Christopher was born at Coniscliffe near Darlington, County Durham, England, about 1564. He entered the English College at Rome on 1 October 1583,[1] but owing to ill-health was sent to the College at Reims. Bales suffered from consumption.[2]
He was ordained on 28 March 1587 at Reims. Sent to England on 2 November 1588,[3] he was soon arrested, racked and tortured by Topcliffe, and hung up by the hands for twenty-four hours at a time and "bore all most patiently".[4]
Bales was tried and condemned for high treason on the charge of having been ordained beyond seas and coming to England to exercise his office. He asked Judge Anderson whether Augustine of Canterbury, Apostle of the English (who did the same), was also a traitor; the judge said no, but that the act had since been made treason by law.[4]

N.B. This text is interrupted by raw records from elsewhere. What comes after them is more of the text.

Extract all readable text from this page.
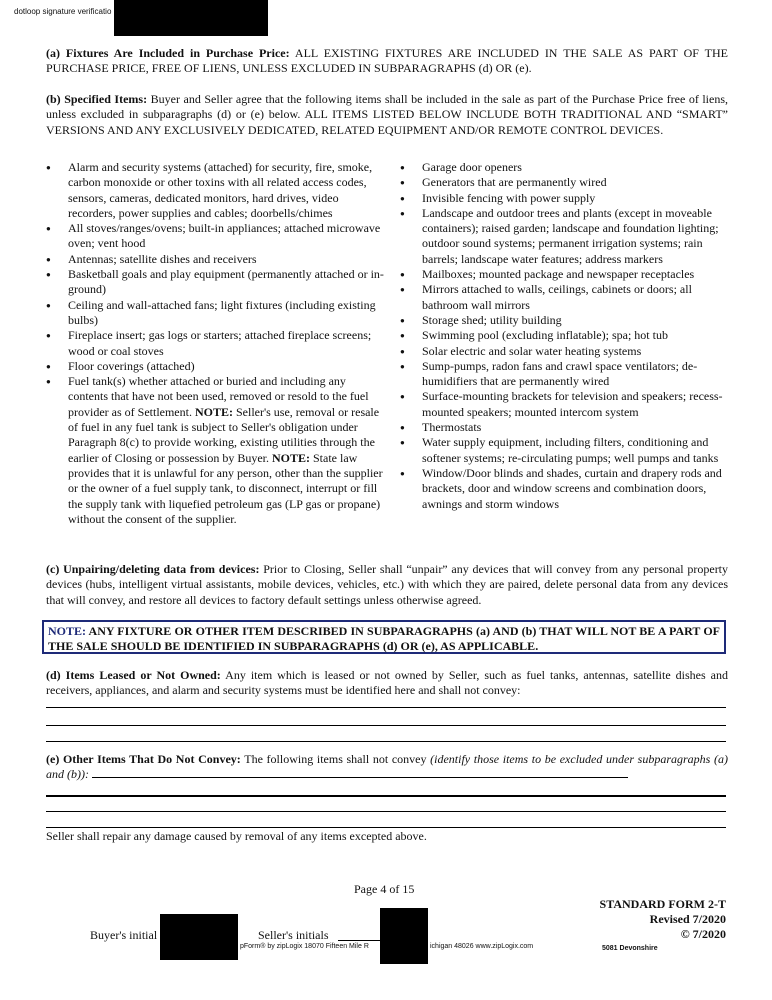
dotloop signature verificatio
(a) Fixtures Are Included in Purchase Price: ALL EXISTING FIXTURES ARE INCLUDED IN THE SALE AS PART OF THE PURCHASE PRICE, FREE OF LIENS, UNLESS EXCLUDED IN SUBPARAGRAPHS (d) OR (e).
(b) Specified Items: Buyer and Seller agree that the following items shall be included in the sale as part of the Purchase Price free of liens, unless excluded in subparagraphs (d) or (e) below. ALL ITEMS LISTED BELOW INCLUDE BOTH TRADITIONAL AND “SMART” VERSIONS AND ANY EXCLUSIVELY DEDICATED, RELATED EQUIPMENT AND/OR REMOTE CONTROL DEVICES.
● Alarm and security systems (attached) for security, fire, smoke, carbon monoxide or other toxins with all related access codes, sensors, cameras, dedicated monitors, hard drives, video recorders, power supplies and cables; doorbells/chimes
● All stoves/ranges/ovens; built-in appliances; attached microwave oven; vent hood
● Antennas; satellite dishes and receivers
● Basketball goals and play equipment (permanently attached or in-ground)
● Ceiling and wall-attached fans; light fixtures (including existing bulbs)
● Fireplace insert; gas logs or starters; attached fireplace screens; wood or coal stoves
● Floor coverings (attached)
● Fuel tank(s) whether attached or buried and including any contents that have not been used, removed or resold to the fuel provider as of Settlement. NOTE: Seller's use, removal or resale of fuel in any fuel tank is subject to Seller's obligation under Paragraph 8(c) to provide working, existing utilities through the earlier of Closing or possession by Buyer. NOTE: State law provides that it is unlawful for any person, other than the supplier or the owner of a fuel supply tank, to disconnect, interrupt or fill the supply tank with liquefied petroleum gas (LP gas or propane) without the consent of the supplier.
● Garage door openers
● Generators that are permanently wired
● Invisible fencing with power supply
● Landscape and outdoor trees and plants (except in moveable containers); raised garden; landscape and foundation lighting; outdoor sound systems; permanent irrigation systems; rain barrels; landscape water features; address markers
● Mailboxes; mounted package and newspaper receptacles
● Mirrors attached to walls, ceilings, cabinets or doors; all bathroom wall mirrors
● Storage shed; utility building
● Swimming pool (excluding inflatable); spa; hot tub
● Solar electric and solar water heating systems
● Sump-pumps, radon fans and crawl space ventilators; de-humidifiers that are permanently wired
● Surface-mounting brackets for television and speakers; recess-mounted speakers; mounted intercom system
● Thermostats
● Water supply equipment, including filters, conditioning and softener systems; re-circulating pumps; well pumps and tanks
● Window/Door blinds and shades, curtain and drapery rods and brackets, door and window screens and combination doors, awnings and storm windows
(c) Unpairing/deleting data from devices: Prior to Closing, Seller shall “unpair” any devices that will convey from any personal property devices (hubs, intelligent virtual assistants, mobile devices, vehicles, etc.) with which they are paired, delete personal data from any devices that will convey, and restore all devices to factory default settings unless otherwise agreed.
NOTE: ANY FIXTURE OR OTHER ITEM DESCRIBED IN SUBPARAGRAPHS (a) AND (b) THAT WILL NOT BE A PART OF THE SALE SHOULD BE IDENTIFIED IN SUBPARAGRAPHS (d) OR (e), AS APPLICABLE.
(d) Items Leased or Not Owned: Any item which is leased or not owned by Seller, such as fuel tanks, antennas, satellite dishes and receivers, appliances, and alarm and security systems must be identified here and shall not convey:
(e) Other Items That Do Not Convey: The following items shall not convey (identify those items to be excluded under subparagraphs (a) and (b)):
Seller shall repair any damage caused by removal of any items excepted above.
Page 4 of 15
Buyer's initial	Seller's initials
pForm® by zipLogix 18070 Fifteen Mile R	ichigan 48026 www.zipLogix.com	5081 Devonshire
STANDARD FORM 2-T
Revised 7/2020
© 7/2020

He was executed on 4 March 1590, "about Easter", in Fleet Street (London),[5] opposite Fetter Lane. On the gibbet was set a placard: "For treason and favouring foreign invasion". He spoke to the people from the ladder, saying that his only "treason" was his priesthood. On the same day, Nicholas Horner was executed in Smithfield for having made Bales a jerkin, and Alexander Blake for lodging him in his house.[4]
Alexander Blake was an ostler convicted of aiding Bale and was hanged outside his own door at Gray's Inn Lane.[6]